Kwayana’s work leads us to reconsider the nature of representative government and electoral politics. Through engagement with Guyana s bauxite workers, Black Power became synonymous with Black workers’ control. This new edition documents Kwayana’s fight against government corruption, his participation in Guyana’s cooperative movement, and his facilitation, in 1973, of a multiracial rebellion of landless sugar workers.
Matthew and Ryan will give an introductory lecture which will be followed by a Q&A. You do not need to have read the book to attend this meeting. However, if you want to read it, there is a PDF available for all registered attendees (https://archive.org/details/isbn_9780990641834/page/n4/mode/1up). Clash! Voices for Caribbean Federation from Below is available here: https://medium.com/clash-voices-for-a-caribbean-federation-from-below
About the speakers:
Matthew Quest is an independent scholar of Africana Studies, World History, and political philosophy.

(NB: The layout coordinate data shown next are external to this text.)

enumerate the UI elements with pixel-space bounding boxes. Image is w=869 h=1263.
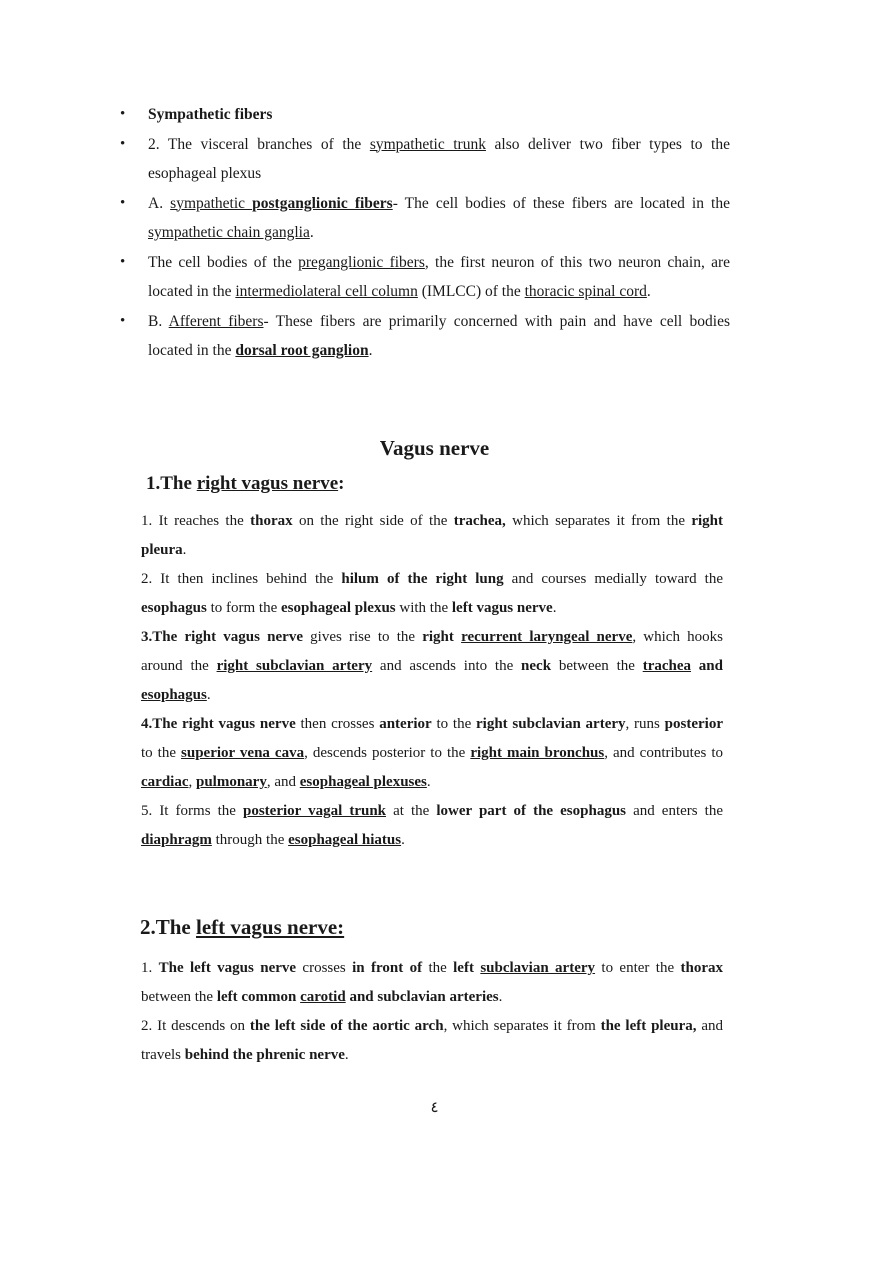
left-vagus-body: [141, 954, 723, 1070]
list-item: [120, 248, 730, 307]
text: esophageal plexuses: [299, 774, 427, 790]
underlined-term: postganglionic fibers: [252, 194, 393, 212]
text: .: [309, 224, 314, 241]
text: :: [338, 473, 345, 494]
text: lower part of the esophagus: [436, 803, 626, 819]
underlined-term: Afferent fibers: [168, 312, 264, 330]
underlined-term: preganglionic fibers: [298, 253, 425, 271]
right-vagus-body: [141, 507, 723, 855]
paragraph: [141, 1012, 723, 1070]
text: left common: [216, 989, 301, 1005]
text: 1.The: [146, 473, 197, 494]
text: 1. It reaches the: [141, 513, 251, 529]
text: and enters the: [626, 803, 723, 819]
text: 3.The right vagus nerve: [141, 629, 303, 645]
list-item: [120, 307, 730, 366]
text: with the: [395, 600, 452, 616]
text: 2.The: [140, 915, 197, 939]
text: carotid: [300, 989, 346, 1005]
underlined-term: sympathetic chain ganglia: [148, 224, 310, 241]
text: at the: [386, 803, 437, 819]
text: esophagus: [141, 600, 207, 616]
text: and: [691, 658, 723, 674]
text: between the: [551, 658, 643, 674]
text: , runs: [625, 716, 665, 732]
text: B.: [148, 312, 169, 330]
text: right pleura: [141, 513, 724, 558]
text: and ascends into the: [372, 658, 522, 674]
text: .: [426, 774, 431, 790]
text: behind the phrenic nerve: [184, 1047, 345, 1063]
text: superior vena cava: [181, 745, 305, 761]
text: ,: [188, 774, 196, 790]
text: .: [552, 600, 557, 616]
text: .: [498, 989, 503, 1005]
text: diaphragm: [141, 832, 212, 848]
list-item: [120, 130, 730, 189]
text: thorax: [250, 513, 293, 529]
text: 4.The right vagus nerve: [141, 716, 296, 732]
text: to enter the: [595, 960, 681, 976]
text: cardiac: [141, 774, 189, 790]
text: which separates it from the: [505, 513, 692, 529]
text: , which separates it from: [443, 1018, 601, 1034]
text: in front of: [352, 960, 423, 976]
text: , which hooks around the: [141, 629, 723, 674]
right-vagus-heading: [146, 473, 344, 495]
text: , descends posterior to the: [304, 745, 471, 761]
text: left vagus nerve: [451, 600, 553, 616]
paragraph: [141, 623, 723, 710]
text: .: [344, 1047, 349, 1063]
bullet-heading: Sympathetic fibers: [148, 106, 273, 123]
text: also deliver two fiber types to the esophageal plexus: [148, 135, 730, 182]
text: right vagus nerve: [196, 473, 339, 494]
text: neck: [521, 658, 552, 674]
text: the: [422, 960, 454, 976]
text: pulmonary: [195, 774, 267, 790]
underlined-term: sympathetic trunk: [369, 135, 486, 153]
text: , and: [266, 774, 300, 790]
paragraph: [141, 507, 723, 565]
section-title: Vagus nerve: [379, 436, 490, 460]
text: subclavian artery: [480, 960, 596, 976]
text: gives rise to the: [302, 629, 423, 645]
text: hilum of the right lung: [341, 571, 504, 587]
text: to the: [431, 716, 476, 732]
text: .: [182, 542, 187, 558]
list-item: [120, 100, 730, 130]
text: and courses medially toward the: [503, 571, 724, 587]
text: esophagus: [141, 687, 207, 703]
text: and travels: [141, 1018, 723, 1063]
text: 1.: [141, 960, 159, 976]
text: left vagus nerve:: [196, 915, 345, 939]
text: right subclavian artery: [216, 658, 373, 674]
text: left: [453, 960, 481, 976]
underlined-term: thoracic spinal cord: [524, 283, 647, 300]
text: 2. It then inclines behind the: [141, 571, 342, 587]
text: then crosses: [295, 716, 380, 732]
page-number: ٤: [430, 1100, 439, 1116]
text: trachea: [642, 658, 692, 674]
sympathetic-bullet-list: [120, 100, 730, 366]
text: the left side of the aortic arch: [249, 1018, 444, 1034]
text: .: [368, 342, 373, 359]
text: - These fibers are primarily concerned with pain and have cell bodies located in the: [148, 312, 730, 359]
text: trachea,: [453, 513, 506, 529]
text: right subclavian artery: [476, 716, 626, 732]
text: The cell bodies of the: [148, 253, 299, 271]
text: posterior: [664, 716, 723, 732]
text: (IMLCC) of the: [417, 283, 525, 300]
text: crosses: [296, 960, 353, 976]
text: , the first neuron of this two neuron chain, are located in the: [148, 253, 730, 300]
text: 2. The visceral branches of the: [148, 135, 370, 153]
text: on the right side of the: [292, 513, 454, 529]
text: .: [401, 832, 405, 848]
text: between the: [141, 989, 217, 1005]
text: recurrent laryngeal nerve: [461, 629, 633, 645]
paragraph: [141, 565, 723, 623]
text: 5. It forms the: [141, 803, 243, 819]
underlined-term: intermediolateral cell column: [235, 283, 418, 300]
text: posterior vagal trunk: [242, 803, 387, 819]
text: esophageal hiatus: [288, 832, 402, 848]
text: right main bronchus: [470, 745, 605, 761]
underlined-term: dorsal root ganglion: [235, 342, 369, 359]
text: through the: [211, 832, 289, 848]
text: .: [646, 283, 651, 300]
text: the left pleura,: [600, 1018, 697, 1034]
list-item: [120, 189, 730, 248]
paragraph: [141, 710, 723, 797]
text: anterior: [379, 716, 432, 732]
text: right: [422, 629, 462, 645]
paragraph: [141, 797, 723, 855]
text: .: [206, 687, 211, 703]
text: The left vagus nerve: [158, 960, 297, 976]
left-vagus-heading: [140, 915, 344, 940]
text: A.: [148, 194, 171, 212]
text: , and contributes to: [604, 745, 723, 761]
text: to the: [141, 745, 182, 761]
text: esophageal plexus: [281, 600, 396, 616]
underlined-term: sympathetic: [170, 194, 253, 212]
text: thorax: [680, 960, 723, 976]
text: 2. It descends on: [141, 1018, 250, 1034]
text: - The cell bodies of these fibers are located in the: [392, 194, 730, 212]
paragraph: [141, 954, 723, 1012]
text: and subclavian arteries: [345, 989, 499, 1005]
text: to form the: [206, 600, 282, 616]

He has taught African, African American and Caribbean History at universities including Georgia State University in Atlanta, and the University of Arkansas at Little Rock. He is known as a scholar of the legacies of CLR James, and is an editor of Clash! Voices for Caribbean Federation from Below, a collective of writers who advocate for Caribbean unity and federation from below.Ryan Cecil Jobson is an Assistant Professor of Anthropology at the University of Chicago and a social critic of the Caribbean and the Americas. His research and teaching engage issues of energy and extractivism, states and sovereignty, climate and crisis, and race and capital. His first book, The Petro-State Masquerade, is a historical ethnography of fossil fuel industries and postcolonial state-building in Trinidad and Tobago. He is also an editor of Clash! Voices for Caribbean Federation from Below.